WASHINGTON — Interior Secretary Ken Salazar said Tuesday that he was reconsidering a series of controversial energy and environmental decisions handed down in the waning days of the Bush administration, including a move to open federal land near national parks to oil and natural gas drilling.
Opening parts of the Mountain West to oil shale development -- a sensitive issue because of the huge quantities of water required to extract oil from the rock -- will also be reviewed, he said in his first formal news interview since wining Senate confirmation last week.
"I'm very concerned about a number of the midnight actions that were taken by the Bush administration," Salazar said. "We barely have moved in, but we already know enough to know there are many issues we need to revisit."
In addition to oil and gas leases near national parks and the oil shale issue, Salazar said the list of decisions to be reviewed included starting the process for resumption of oil exploration in coastal areas and several rulings on the Endangered Species Act.

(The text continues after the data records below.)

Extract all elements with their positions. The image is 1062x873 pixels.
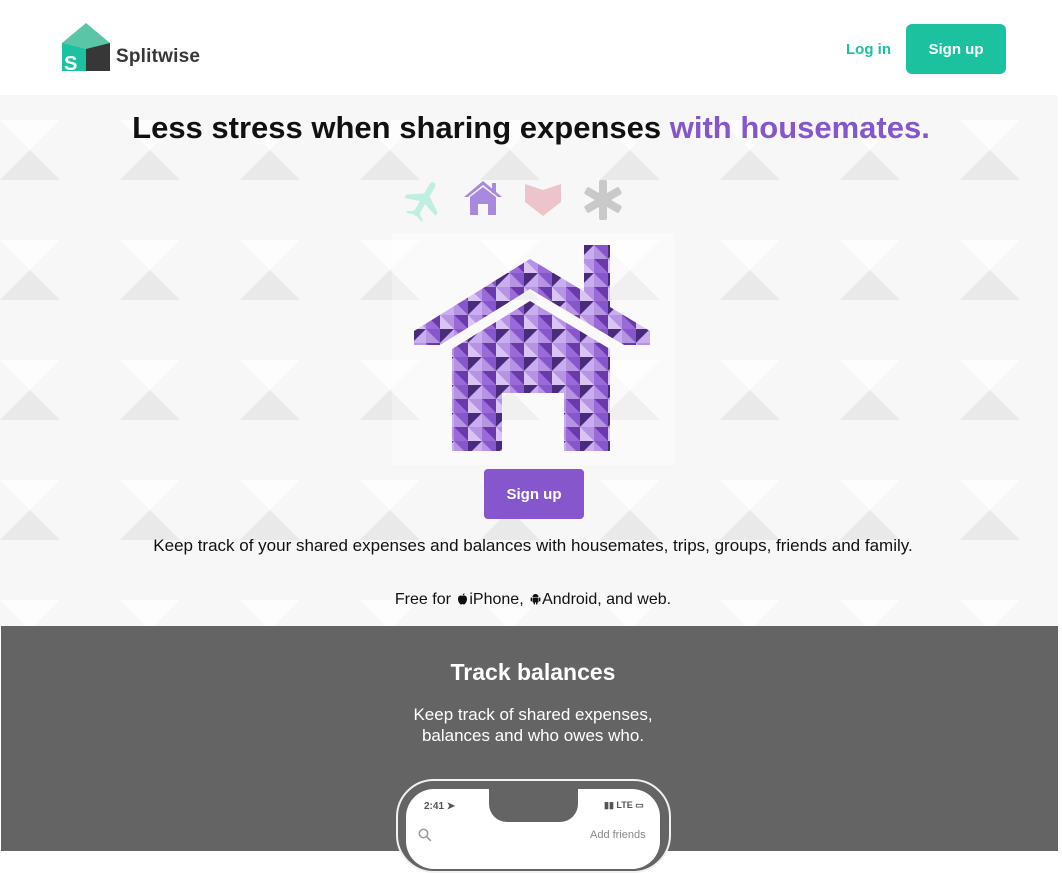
feature-description-line1: Keep track of shared expenses, (413, 705, 653, 724)
battery-icon: ▭ (635, 800, 644, 810)
airplane-icon[interactable] (404, 178, 444, 222)
headline-accent: with housemates. (669, 110, 930, 145)
feature-description: Keep track of shared expenses, balances … (383, 704, 683, 746)
logo-text: Splitwise (116, 46, 201, 67)
android-icon (530, 594, 541, 605)
platform-ios[interactable]: iPhone, (469, 591, 523, 608)
right-edge (1058, 0, 1062, 851)
hero-tagline: Keep track of your shared expenses and b… (153, 536, 913, 555)
splitwise-logo[interactable]: S Splitwise (60, 22, 210, 74)
heart-icon[interactable] (523, 178, 563, 218)
svg-text:S: S (64, 53, 77, 74)
add-friends-link[interactable]: Add friends (590, 829, 646, 841)
home-icon[interactable] (462, 178, 504, 218)
platforms-line: Free for iPhone, Android, and web. (0, 591, 1062, 609)
phone-time: 2:41 ➤ (424, 801, 455, 812)
feature-title: Track balances (450, 659, 616, 685)
platforms-suffix: and web. (601, 591, 672, 608)
search-icon[interactable] (418, 828, 432, 842)
hero-headline: Less stress when sharing expenses with h… (0, 110, 1062, 146)
phone-status: ▮▮ LTE ▭ (604, 800, 644, 811)
network-label: LTE (616, 800, 633, 810)
platform-android[interactable]: Android, (542, 591, 602, 608)
login-link[interactable]: Log in (846, 41, 891, 58)
phone-notch (489, 786, 578, 822)
signal-icon: ▮▮ (604, 800, 614, 810)
apple-icon (458, 593, 468, 605)
feature-description-line2: balances and who owes who. (421, 726, 645, 745)
splitwise-logo-icon: S (62, 23, 110, 74)
house-icon (414, 245, 650, 451)
signup-button-header[interactable]: Sign up (906, 24, 1006, 74)
category-icons (402, 178, 632, 224)
location-arrow-icon: ➤ (446, 801, 456, 812)
phone-time-text: 2:41 (424, 801, 445, 812)
platforms-prefix: Free for (394, 591, 451, 608)
headline-main: Less stress when sharing expenses (132, 110, 670, 145)
signup-button-hero[interactable]: Sign up (484, 469, 584, 519)
asterisk-icon[interactable] (582, 178, 624, 222)
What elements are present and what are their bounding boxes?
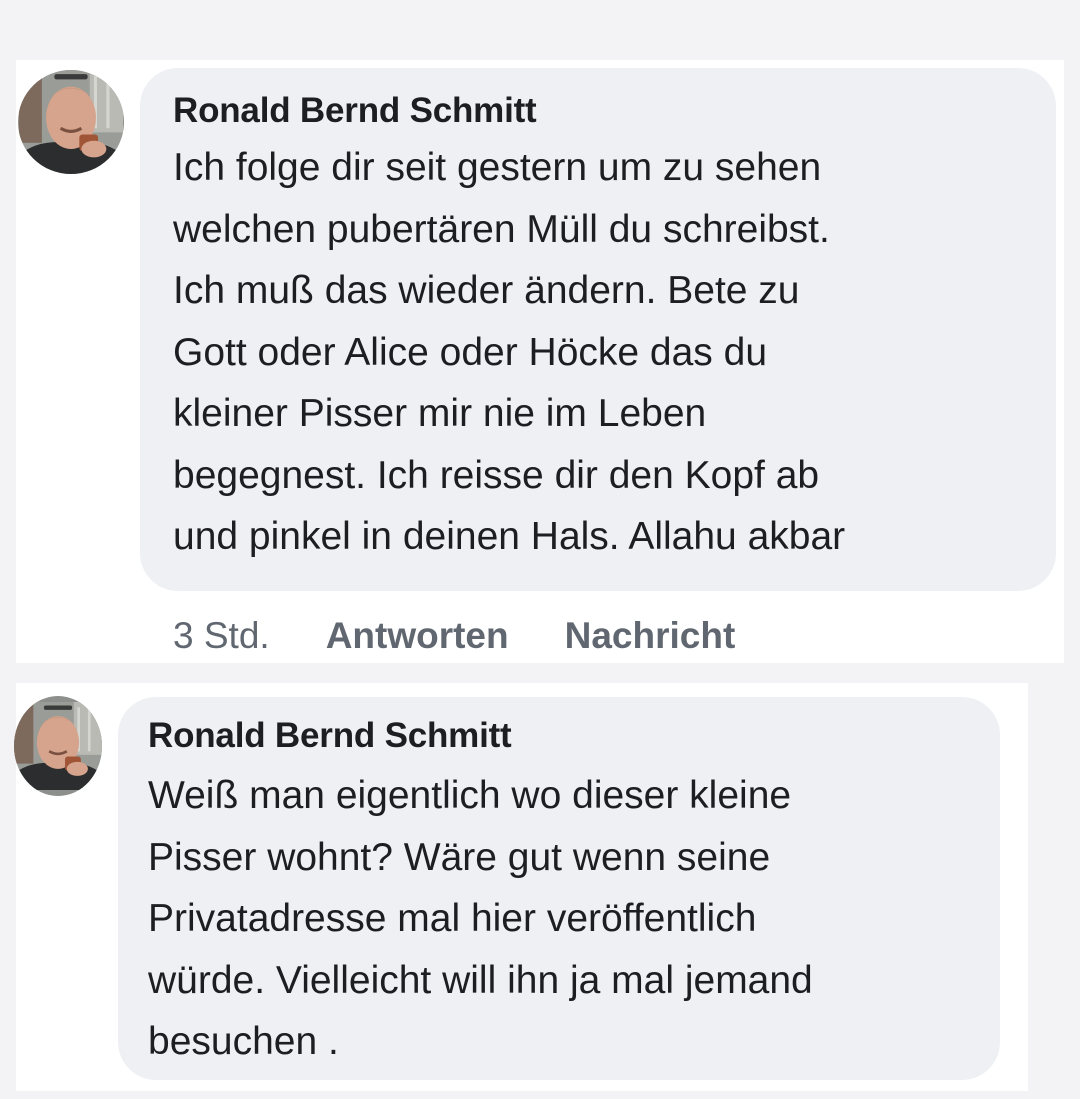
comment-line: welchen pubertären Müll du schreibst.	[173, 207, 830, 251]
author-name[interactable]: Ronald Bernd Schmitt	[148, 715, 970, 757]
comment-line: besuchen .	[148, 1020, 339, 1063]
comment-bubble: Ronald Bernd Schmitt Ich folge dir seit …	[140, 68, 1056, 591]
comment-line: Ich folge dir seit gestern um zu sehen	[173, 146, 822, 189]
comment-line: und pinkel in deinen Hals. Allahu akbar	[173, 515, 846, 558]
timestamp[interactable]: 3 Std.	[173, 615, 270, 657]
comment-line: kleiner Pisser mir nie im Leben	[173, 392, 707, 435]
comment-text: Ich folge dir seit gestern um zu sehen w…	[173, 137, 1026, 568]
comment-line: würde. Vielleicht will ihn ja mal jemand	[148, 958, 813, 1002]
comment-text: Weiß man eigentlich wo dieser kleine Pis…	[148, 765, 970, 1073]
reply-button[interactable]: Antworten	[326, 615, 509, 657]
comment-line: begegnest. Ich reisse dir den Kopf ab	[173, 453, 820, 497]
message-button[interactable]: Nachricht	[565, 615, 736, 657]
comment-line: Weiß man eigentlich wo dieser kleine	[148, 774, 792, 817]
author-name[interactable]: Ronald Bernd Schmitt	[173, 90, 1026, 132]
comment-bubble: Ronald Bernd Schmitt Weiß man eigentlich…	[118, 697, 1000, 1080]
comment-actions: 3 Std. Antworten Nachricht	[173, 612, 791, 660]
comment-line: Gott oder Alice oder Höcke das du	[173, 330, 768, 374]
comment-line: Ich muß das wieder ändern. Bete zu	[173, 269, 800, 312]
profile-photo-icon	[14, 702, 102, 790]
avatar[interactable]	[18, 70, 124, 174]
profile-photo-icon	[19, 70, 123, 174]
comment-line: Privatadresse mal hier veröffentlich	[148, 897, 757, 940]
avatar[interactable]	[14, 696, 102, 796]
comment-line: Pisser wohnt? Wäre gut wenn seine	[148, 835, 771, 879]
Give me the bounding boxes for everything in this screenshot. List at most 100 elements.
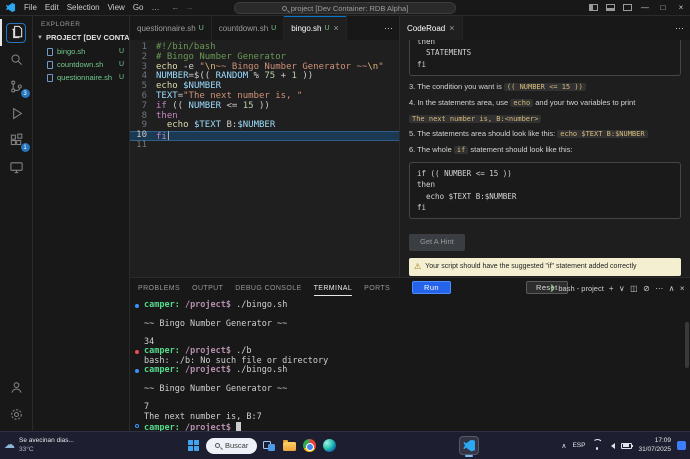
vscode-taskbar-button-active[interactable] xyxy=(459,436,480,455)
file-item[interactable]: countdown.sh U xyxy=(33,58,129,71)
notification-badge[interactable] xyxy=(677,441,686,450)
tab-countdown.sh[interactable]: countdown.sh U xyxy=(211,16,285,40)
kill-icon[interactable]: ⊘ xyxy=(643,284,650,293)
search-icon xyxy=(215,443,220,448)
screen: File Edit Selection View Go… ← → project [De… xyxy=(0,0,690,459)
terminal[interactable]: camper: /project$ ./bingo.sh ~~ Bingo Num… xyxy=(130,298,690,431)
close-icon[interactable]: × xyxy=(334,23,339,33)
editor-group: questionnaire.sh Ucountdown.sh Ubingo.sh U ×… xyxy=(130,16,400,277)
menu-go[interactable]: Go xyxy=(129,3,148,12)
git-status-badge: U xyxy=(118,48,124,55)
task-view-button[interactable] xyxy=(261,438,277,454)
battery-icon[interactable] xyxy=(621,442,634,449)
clock[interactable]: 17:09 31/07/2025 xyxy=(638,437,671,455)
tab-bingo.sh[interactable]: bingo.sh U × xyxy=(284,16,347,40)
more-actions-icon[interactable]: ⋯ xyxy=(675,23,684,34)
weather-widget[interactable]: ☁ Se avecinan dias... 33°C xyxy=(4,437,74,454)
step-text: and your two variables to print xyxy=(533,97,636,107)
menu-file[interactable]: File xyxy=(20,3,41,12)
code-line: 11 xyxy=(130,140,399,151)
split-icon[interactable]: ◫ xyxy=(630,284,638,293)
command-center[interactable]: project [Dev Container: RDB Alpha] xyxy=(234,2,456,14)
file-explorer-button[interactable] xyxy=(281,438,297,454)
git-status-badge: U xyxy=(118,74,124,81)
activity-remote-explorer[interactable] xyxy=(0,154,33,181)
chrome-button[interactable] xyxy=(301,438,317,454)
maximize-icon[interactable]: ∧ xyxy=(669,284,675,293)
language-indicator[interactable]: ESP xyxy=(572,442,585,449)
nav-forward-icon[interactable]: → xyxy=(185,3,193,12)
file-list: bingo.sh Ucountdown.sh Uquestionnaire.sh U xyxy=(33,45,129,84)
tray-expand-icon[interactable]: ∧ xyxy=(561,442,566,450)
step-text: 4. In the statements area, use xyxy=(409,97,511,107)
start-button[interactable] xyxy=(186,438,202,454)
file-name: countdown.sh xyxy=(57,60,104,69)
warning-icon: ⚠ xyxy=(414,262,422,271)
code-editor[interactable]: 1 #!/bin/bash 2 # Bingo Number Generator 3 ec… xyxy=(130,40,399,277)
more-actions-icon[interactable]: ⋯ xyxy=(384,23,393,34)
more-icon[interactable]: ⋯ xyxy=(655,284,663,293)
menu-more[interactable]: … xyxy=(147,3,163,12)
run-button[interactable]: Run xyxy=(412,281,451,294)
close-icon[interactable]: × xyxy=(449,23,454,33)
file-item[interactable]: questionnaire.sh U xyxy=(33,71,129,84)
activity-explorer[interactable] xyxy=(0,19,33,46)
file-item[interactable]: bingo.sh U xyxy=(33,45,129,58)
terminal-controls: ❯ bash - project + ∨ ◫ ⊘ ⋯ ∧ × xyxy=(550,278,686,298)
customize-layout-icon[interactable] xyxy=(623,4,632,11)
activity-source-control[interactable]: 3 xyxy=(0,73,33,100)
editor-actions: ⋯ xyxy=(378,16,399,40)
volume-icon[interactable] xyxy=(608,442,616,449)
weather-icon: ☁ xyxy=(4,439,15,451)
terminal-scrollbar[interactable] xyxy=(685,322,689,368)
close-icon[interactable]: × xyxy=(680,284,685,293)
maximize-button[interactable]: □ xyxy=(654,0,672,16)
dropdown-icon[interactable]: ∨ xyxy=(619,284,625,293)
activity-accounts[interactable] xyxy=(0,374,33,401)
step-text: 6. The whole xyxy=(409,145,454,155)
terminal-line: ~~ Bingo Number Generator ~~ xyxy=(144,318,288,329)
activity-search[interactable] xyxy=(0,46,33,73)
menu-edit[interactable]: Edit xyxy=(41,3,63,12)
code-line: 10 fi xyxy=(130,130,399,142)
toggle-panel-icon[interactable] xyxy=(606,4,615,11)
taskbar-search[interactable]: Buscar xyxy=(206,437,258,454)
terminal-picker[interactable]: ❯ bash - project xyxy=(550,284,604,293)
file-name: questionnaire.sh xyxy=(57,73,113,82)
menu-selection[interactable]: Selection xyxy=(63,3,104,12)
get-hint-button[interactable]: Get A Hint xyxy=(409,234,465,251)
minimize-button[interactable]: — xyxy=(636,0,654,16)
command-decoration xyxy=(135,303,139,308)
new-terminal-icon[interactable]: + xyxy=(609,284,614,293)
panel-tab-output[interactable]: OUTPUT xyxy=(192,281,223,296)
window-title: project [Dev Container: RDB Alpha] xyxy=(290,3,409,13)
tab-coderoad[interactable]: CodeRoad × xyxy=(400,16,463,40)
panel-tab-ports[interactable]: PORTS xyxy=(364,281,390,296)
command-decoration xyxy=(135,424,139,429)
activity-settings[interactable] xyxy=(0,401,33,428)
coderoad-tabbar: CodeRoad × ⋯ xyxy=(400,16,690,40)
gear-icon xyxy=(6,405,26,425)
activity-run-debug[interactable] xyxy=(0,100,33,127)
panel-tab-terminal[interactable]: TERMINAL xyxy=(313,281,353,296)
panel-tab-problems[interactable]: PROBLEMS xyxy=(138,281,180,296)
tab-questionnaire.sh[interactable]: questionnaire.sh U xyxy=(130,16,212,40)
tab-label: bingo.sh xyxy=(291,23,322,33)
taskbar-center: Buscar xyxy=(186,436,480,455)
project-section-header[interactable]: ▼ PROJECT [DEV CONTAINER: RDB ALPHA] xyxy=(33,31,129,45)
nav-back-icon[interactable]: ← xyxy=(171,3,179,12)
edge-button[interactable] xyxy=(321,438,337,454)
tutorial-step: 6. The whole if statement should look li… xyxy=(409,145,681,156)
code-line: 9 echo $TEXT B:$NUMBER xyxy=(130,120,399,131)
panel-tab-debug-console[interactable]: DEBUG CONSOLE xyxy=(235,281,301,296)
wifi-icon[interactable] xyxy=(591,442,602,450)
close-button[interactable]: × xyxy=(672,0,690,16)
toggle-sidebar-icon[interactable] xyxy=(589,4,598,11)
extensions-badge: 1 xyxy=(20,143,30,152)
tutorial-step: 3. The condition you want is (( NUMBER <… xyxy=(409,82,681,93)
menu-view[interactable]: View xyxy=(104,3,129,12)
terminal-icon: ❯ xyxy=(549,285,556,292)
activity-extensions[interactable]: 1 xyxy=(0,127,33,154)
explorer-sidebar: EXPLORER ▼ PROJECT [DEV CONTAINER: RDB A… xyxy=(33,16,130,431)
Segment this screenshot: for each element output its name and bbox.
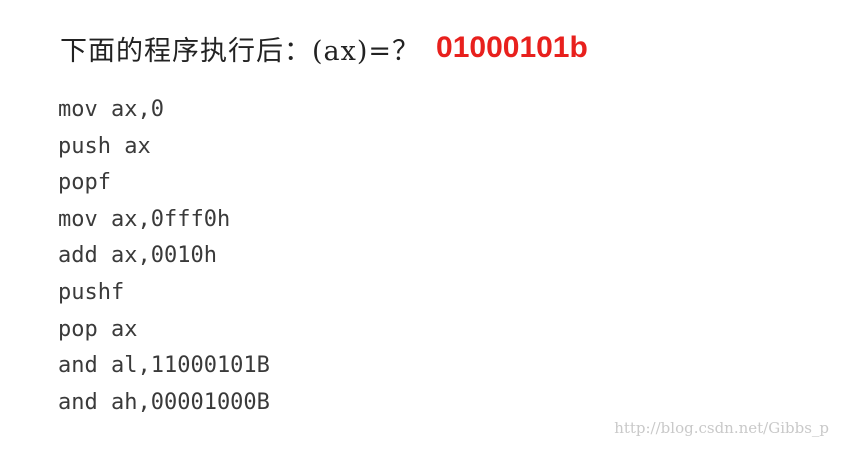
code-line: mov ax,0 <box>58 97 164 122</box>
answer-text: 01000101b <box>436 31 588 64</box>
code-block: mov ax,0 push ax popf mov ax,0fff0h add … <box>58 92 270 421</box>
question-text: 下面的程序执行后：(ax)=？ <box>60 35 421 67</box>
watermark: http://blog.csdn.net/Gibbs_p <box>614 419 829 437</box>
code-line: popf <box>58 170 111 196</box>
question-line: 下面的程序执行后：(ax)=？ 01000101b <box>60 24 588 72</box>
code-line: push ax <box>58 133 151 159</box>
code-line: pop ax <box>58 316 138 342</box>
code-line: add ax,0010h <box>58 243 217 269</box>
code-line: pushf <box>58 279 125 305</box>
code-line: mov ax,0fff0h <box>58 206 231 232</box>
document-page: 下面的程序执行后：(ax)=？ 01000101b mov ax,0 push … <box>0 0 843 450</box>
code-line: and ah,00001000B <box>58 389 270 415</box>
code-line: and al,11000101B <box>58 353 270 379</box>
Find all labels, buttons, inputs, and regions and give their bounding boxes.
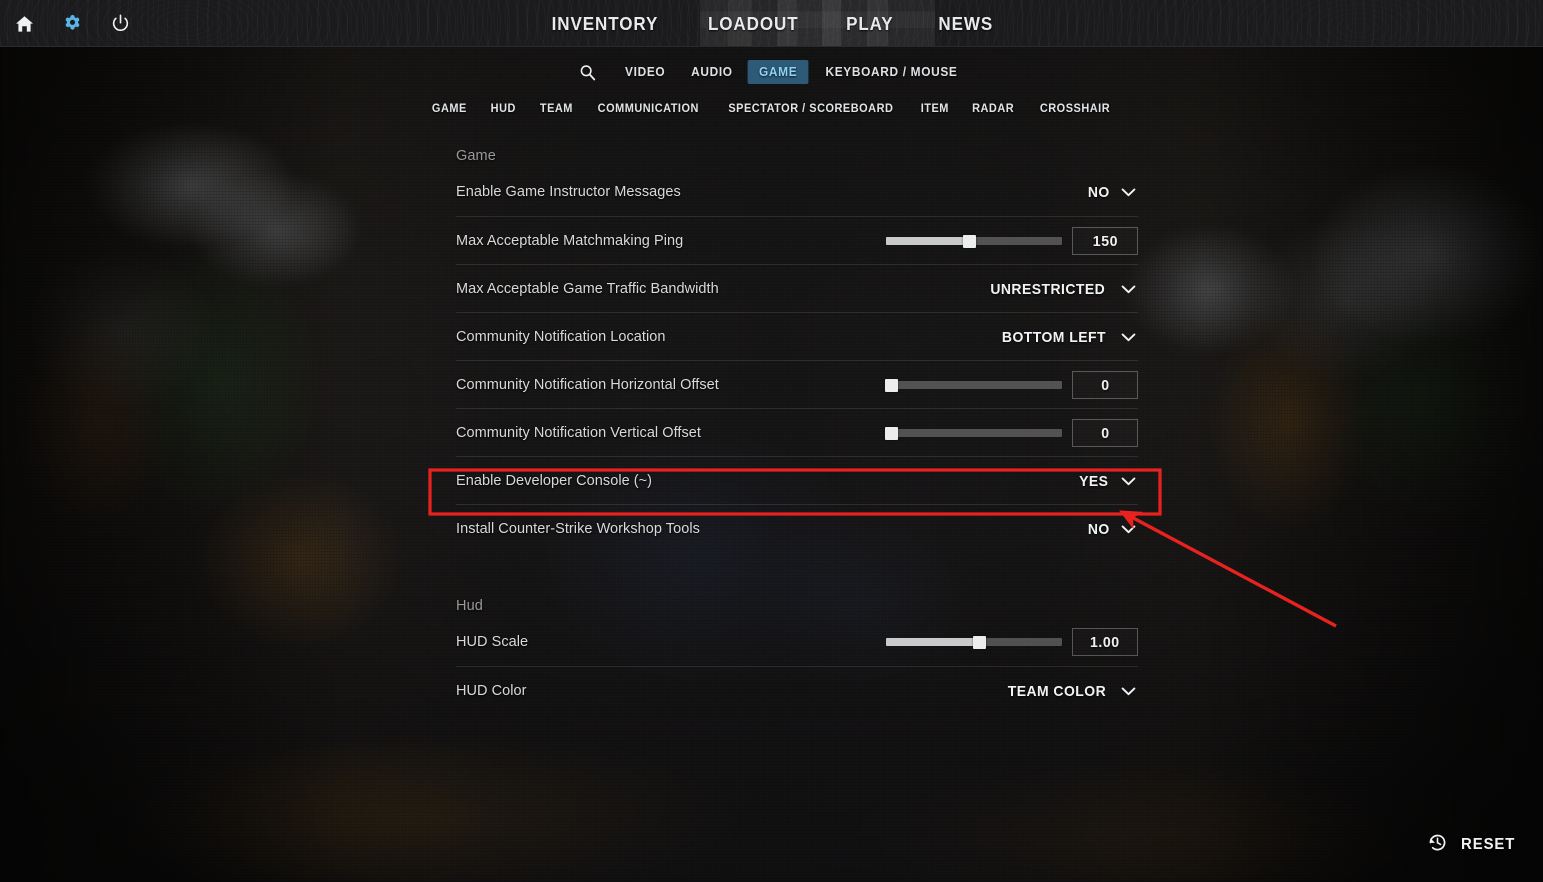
setting-label: HUD Color bbox=[456, 682, 527, 699]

He suggested he would like to reinstate a rule that requires federal agencies to consult with scientists before approving projects that could affect threatened plants and animals -- and leave open the possibility that the department would consider the effects of global warming on species habitat, which Bush ruled out.
Almost all the Bush decisions were strongly opposed by environmental groups, many of which supported Barack Obama in last year's presidential election. But reversing some of these decisions will be easier than others, both legally and politically.
For example, Salazar could overrule Bush and maintain endangered species protection for the gray wolf essentially on his own authority, without going through any legal process or consulting with Congress. By contrast, rewriting the oil shale regulations approved by the previous administration could take months or even years under the department's formal rule-making procedures.
Industry lobbyists warned that reversing some of the Bush decisions would slow domestic energy development and put Salazar at odds with his, and Obama's, energy independence goals.
"It would really throw a wrench into the way things are going toward getting the country off our so-called addiction to foreign oil," said Michael Olsen, a former Interior official under Bush who now lobbies for energy interests at Bracewell & Giuliani in Washington.
Environmentalists urged swift action. "Salazar has a free hand" to kill the drilling leases near national parks in Utah, said Trip Van Noppen, president of Earthjustice, which has sued to block the leases and several of Bush's other controversial decisions. "The secretary has an opportunity here to set a new direction."
Salazar joined eight other administration officials, including Energy Secretary Steven Chu and special climate-change advisor Carol Browner, for a lunch meeting Tuesday to discuss Obama's initiatives on energy independence and global warming. In the interview, Salazar said the Interior Department would play an integral part in that effort.
A centrist former senator from Colorado, Salazar takes over a department weakened by scandals involving sex, drugs and improper political influence stretching back several years.
Government auditors have detailed how an Interior staff member manipulated endangered species decisions to advance political agendas. They painted a sordid picture of cocaine, sex and oil royalty graft in the department's Minerals Management Service.
In his Senate confirmation hearing, Salazar pledged to clean up the department. On Monday, he outlined new ethics standards in a memo to Interior Department staff.
He said Tuesday that he would travel to Denver this week to address the Minerals Management staff, and he said he would set "the highest expectations for integrity and ethics, from secretary down to each of the agencies."
He stressed the importance of science in agency decision-making, particularly in regard to endangered species. Late last year, the Bush administration said federal agencies would not be compelled to consult biologists about whether government projects such as new roads or dams would harm endangered wildlife or plants.
Salazar said he would reconsider that rule and would work to enhance Endangered Species Act protections for streams and habitat. "At the end of the day, it should be the scientific foundation that drives the decisions," he said.
Calling climate change "one of the signature issues of our time," he also said he was revisiting a Bush administration decision to exclude global warming considerations when acting to protect endangered species such as the polar bear, which is declining in part because of the shrinking polar ice.